Wednesday, January 18, 2012

When Space is Free (Paraphrase of an Hafiz poem)

For a while
The sandpiper in flight might say,

"Look dear, I am home--
Space is no longer being rationed."

For a while you might feel
I am complete,

When the touch from another upon certain
Of your fields

Has the power to dissolve all that
Is known.

Wholeness, I think,
Draws its life somewhere where the breathing

Somewhere where the mind cradles light,
Where the only senses that remain

Blush and stumble
If they try to speak with our language so new
It is still trying to

Still shaping
Its first intelligible sound,
Still sculpting its first true image of


I used the sandpiper rather than the eagle in this paraphrase by Daniel Landinsky because of overuse of the "eagle" in general and to avoid a symbol too often representing the USA in an "over-taking" way. I am familiar with sandpipers from many a reflective visit of various shores and love how I feel in their presence -- thus the connection is so natural in this case.

Find the above sandpiper and a description of this delightful bird which is resonant with my own experience in this site -- here -- where you will also find the following quote "Sometimes as I walk along a beach and watch the skittering sandpipers chasing the waves, I think about just how far each individual bird has traveled to reach the spot that it and I share the same sand. I suppose that is a bit too metaphysical for some birders but it was, for example, essentially the premise of Last of the Curlews, the personalized and fictional story of the last Eskimo Curlew on earth (Bodsworth 1954)." This implied analogy strikes me as similar to what Hafiz had in mind for part of the poem.

I also changed the Hafiz/Daniel Ladinsky translated phrase "not rationed" in title "When Space is Not Rationed" to "free" as this feels like a metaphor more in keeping with the poem's overall intention - given the way our nations' skies are used militarily these days. Yet I kept Ladinsky's use of rationed within the poem.

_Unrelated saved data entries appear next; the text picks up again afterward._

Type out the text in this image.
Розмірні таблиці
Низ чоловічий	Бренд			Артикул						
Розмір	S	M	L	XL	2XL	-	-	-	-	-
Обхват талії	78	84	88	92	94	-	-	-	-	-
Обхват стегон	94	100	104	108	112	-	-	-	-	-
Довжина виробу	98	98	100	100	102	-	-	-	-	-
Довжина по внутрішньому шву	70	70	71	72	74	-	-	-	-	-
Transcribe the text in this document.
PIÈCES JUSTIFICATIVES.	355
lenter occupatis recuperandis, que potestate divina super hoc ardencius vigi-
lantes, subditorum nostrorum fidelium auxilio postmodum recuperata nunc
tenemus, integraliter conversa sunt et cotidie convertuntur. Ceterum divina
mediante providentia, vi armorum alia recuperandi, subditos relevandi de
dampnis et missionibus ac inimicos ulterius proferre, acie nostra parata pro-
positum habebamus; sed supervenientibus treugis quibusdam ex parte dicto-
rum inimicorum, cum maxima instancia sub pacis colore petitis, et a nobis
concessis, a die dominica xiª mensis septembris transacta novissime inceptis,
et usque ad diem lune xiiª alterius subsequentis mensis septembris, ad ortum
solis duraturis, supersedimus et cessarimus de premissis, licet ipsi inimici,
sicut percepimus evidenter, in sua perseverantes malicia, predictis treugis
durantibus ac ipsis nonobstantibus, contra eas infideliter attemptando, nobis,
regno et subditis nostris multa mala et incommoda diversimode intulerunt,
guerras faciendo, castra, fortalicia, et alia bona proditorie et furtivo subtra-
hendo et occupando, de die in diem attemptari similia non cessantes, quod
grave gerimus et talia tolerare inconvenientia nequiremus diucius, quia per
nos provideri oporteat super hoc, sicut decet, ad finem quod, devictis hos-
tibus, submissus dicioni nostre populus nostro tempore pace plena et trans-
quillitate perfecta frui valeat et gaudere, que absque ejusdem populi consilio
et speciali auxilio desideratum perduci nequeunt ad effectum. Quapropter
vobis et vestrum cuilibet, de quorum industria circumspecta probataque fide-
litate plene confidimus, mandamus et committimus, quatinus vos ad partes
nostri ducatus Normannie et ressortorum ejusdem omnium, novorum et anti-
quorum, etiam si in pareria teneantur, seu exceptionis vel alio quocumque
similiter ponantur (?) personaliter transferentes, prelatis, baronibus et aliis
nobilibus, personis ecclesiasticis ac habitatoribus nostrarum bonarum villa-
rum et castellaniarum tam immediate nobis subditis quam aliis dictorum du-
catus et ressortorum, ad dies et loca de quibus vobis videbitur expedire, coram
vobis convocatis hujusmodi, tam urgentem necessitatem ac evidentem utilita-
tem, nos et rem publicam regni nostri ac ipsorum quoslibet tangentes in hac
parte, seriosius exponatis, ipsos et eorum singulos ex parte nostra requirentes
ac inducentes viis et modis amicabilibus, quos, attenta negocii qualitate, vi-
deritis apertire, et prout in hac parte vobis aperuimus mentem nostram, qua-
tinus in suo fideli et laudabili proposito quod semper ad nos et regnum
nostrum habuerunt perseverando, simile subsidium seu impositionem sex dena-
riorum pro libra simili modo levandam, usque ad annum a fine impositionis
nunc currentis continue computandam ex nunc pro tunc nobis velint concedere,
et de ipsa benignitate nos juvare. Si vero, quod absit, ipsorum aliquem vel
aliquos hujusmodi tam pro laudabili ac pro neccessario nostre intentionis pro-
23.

A final note: I love the way the poem takes external metaphors such as a bird in flight; sky space; implied outer touch; sculpting; fields; and language and then draws readers into the internal spaces of mind; sensation; and imagining.

Metaphor is nearly everything to Hafiz as his devotees know well. Without making application inside ourselves and among ourselves -- as well between ourselves and the Divine -- we will miss the sweeping beauty, joy and transformative wisdom offered so lovingly by this poet of poets.